Problems with the Mortgage Shopping Process and the Current GFE
The current system for originating and closing mortgages is highly complex and suffers from several problems that have resulted in high prices for borrowers. Studies indicate that consumers are often charged high fees and can face wide variations in prices, both for origination and third-party settlement services. The main points are as follows:
There are many barriers to effective shopping for mortgages in today’s market. The process can be complex and can involve rather complicated financial trade-offs, which are often not fully and clearly explained to borrowers.
Consumers often pay non-competitive fees for originating mortgages. Most observers believe that the market breakdown occurs in the relationship between the consumer and the loan originator — the ability of the loan originator to price discriminate among different types of consumers leads to some consumers paying more than other consumers.
There is convincing statistical evidence that yield spread premiums are not always used to offset the origination and settlement costs of the consumer. Studies, including a recent HUD-sponsored study of FHA closing costs by the Urban Institute, find that yield spread premiums are often used for the originator’s benefit, rather than for the consumer’s benefit.
Mortgage POWERS AND PROHIBITED PRACTICES
In addition to any applicable licensing requirements under either the MBPA or CLA, all individuals who offer or negotiate loan terms for borrowers are prohibited from directly or indirectly employing any scheme, device, or artifice to defraud or mislead borrowers or lenders or to defraud any person; engaging in any unfair or deceptive practice toward any person; obtaining property by fraud or misrepresentation; soliciting or entering into a contract with a borrower that provides in substance that the mortgage broker or loan originator may earn a fee or commission through “best efforts” to obtain a loan modification even though no loan modification is actually obtained for the borrower.

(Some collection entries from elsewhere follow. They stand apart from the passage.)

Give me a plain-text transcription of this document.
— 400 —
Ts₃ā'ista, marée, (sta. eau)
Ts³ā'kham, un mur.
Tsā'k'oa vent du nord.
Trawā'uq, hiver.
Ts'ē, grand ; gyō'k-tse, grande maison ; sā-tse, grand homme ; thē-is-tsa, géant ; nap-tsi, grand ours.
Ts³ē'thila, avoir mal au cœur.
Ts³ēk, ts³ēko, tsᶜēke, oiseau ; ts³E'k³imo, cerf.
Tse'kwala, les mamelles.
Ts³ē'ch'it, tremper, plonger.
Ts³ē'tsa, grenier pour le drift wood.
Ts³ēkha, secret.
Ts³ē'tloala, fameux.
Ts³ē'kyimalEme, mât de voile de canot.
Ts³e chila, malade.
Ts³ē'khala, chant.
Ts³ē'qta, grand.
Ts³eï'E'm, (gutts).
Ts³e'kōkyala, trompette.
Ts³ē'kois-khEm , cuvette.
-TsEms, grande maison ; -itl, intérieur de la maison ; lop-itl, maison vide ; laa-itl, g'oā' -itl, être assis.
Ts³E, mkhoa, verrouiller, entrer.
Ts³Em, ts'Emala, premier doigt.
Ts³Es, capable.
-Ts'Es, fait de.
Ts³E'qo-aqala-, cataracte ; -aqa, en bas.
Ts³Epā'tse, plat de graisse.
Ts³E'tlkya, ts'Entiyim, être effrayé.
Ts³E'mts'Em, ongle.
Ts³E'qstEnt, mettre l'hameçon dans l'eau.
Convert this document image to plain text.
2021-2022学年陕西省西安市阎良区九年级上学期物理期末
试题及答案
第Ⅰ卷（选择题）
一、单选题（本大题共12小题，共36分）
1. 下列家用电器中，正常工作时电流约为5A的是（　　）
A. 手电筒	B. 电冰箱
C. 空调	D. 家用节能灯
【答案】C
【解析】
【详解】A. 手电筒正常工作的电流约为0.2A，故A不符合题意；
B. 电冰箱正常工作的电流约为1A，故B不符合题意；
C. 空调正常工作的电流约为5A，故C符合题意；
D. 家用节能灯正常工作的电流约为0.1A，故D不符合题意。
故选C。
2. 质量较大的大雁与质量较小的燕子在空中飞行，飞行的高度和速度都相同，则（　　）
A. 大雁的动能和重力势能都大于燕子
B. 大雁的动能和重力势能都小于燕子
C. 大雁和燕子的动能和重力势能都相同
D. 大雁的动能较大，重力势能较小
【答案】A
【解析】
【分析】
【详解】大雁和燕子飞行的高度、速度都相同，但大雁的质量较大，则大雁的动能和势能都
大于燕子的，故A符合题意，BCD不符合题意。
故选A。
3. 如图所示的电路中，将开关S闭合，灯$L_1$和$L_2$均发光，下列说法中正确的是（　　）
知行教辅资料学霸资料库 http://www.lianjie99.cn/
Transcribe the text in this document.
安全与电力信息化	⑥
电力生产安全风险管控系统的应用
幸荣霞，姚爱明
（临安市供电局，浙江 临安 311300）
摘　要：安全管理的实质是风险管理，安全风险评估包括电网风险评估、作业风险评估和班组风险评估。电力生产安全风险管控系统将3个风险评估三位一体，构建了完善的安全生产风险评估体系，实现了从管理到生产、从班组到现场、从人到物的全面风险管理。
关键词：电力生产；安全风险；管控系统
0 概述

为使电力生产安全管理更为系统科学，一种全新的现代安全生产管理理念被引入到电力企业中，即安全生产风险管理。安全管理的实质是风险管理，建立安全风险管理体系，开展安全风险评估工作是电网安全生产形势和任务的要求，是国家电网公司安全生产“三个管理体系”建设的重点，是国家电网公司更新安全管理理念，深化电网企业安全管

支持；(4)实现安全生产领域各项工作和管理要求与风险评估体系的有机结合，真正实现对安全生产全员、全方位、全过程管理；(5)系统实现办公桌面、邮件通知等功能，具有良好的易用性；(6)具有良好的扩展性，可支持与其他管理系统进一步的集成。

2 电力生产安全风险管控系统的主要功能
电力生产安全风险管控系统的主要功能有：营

The Director’s position on this matter shall not be construed to include employees of nonprofit HUD-approved housing counseling agencies or employees of lenders or servicers as long as such individuals are acting in the course of their employment.
Noncompliance may result in the imposition of any of sanctions including, but not limited to injunctions, fines, restitution to the borrower, refusal to renew a license, refusal to grant a license, or license revocation.
Student Loans
Most of it is known, students have no money. To the degree needed to be able to afford it for one of the parents’ financial strength and, secondly, a public support (student loans). However, if both versions are not enough, there is the possibility of side jobs and other student loans.
These student loans have specific characteristics and can only be requested by students. To borrow a student can be one student in the first degree, a certain age should not be exceeded and you must possess German citizenship. If these conditions are met, then a student loans are requested.
These loans are not disbursed immediately, but a month in a predetermined amount. This payment amount is usually between 100 to 600 per month. Thus, the student is always a regulated monthly sum of money from the loan volume.
At the end of the course the student must then of course these credit back pay. Since these student loans, however, based on favorable terms, we should not completely fault the credit only to later be able to pay back. For these students loans are the credit terms are usually very favorable. The lending rates are the financial situation of restated students and thus not as high as comparable rate loans.
However, these loans are not offered by any bank, so it often simply is not a suitable provider to find. Therefore, potential borrowers a student loan early inform and look for a suitable lenders are looking for.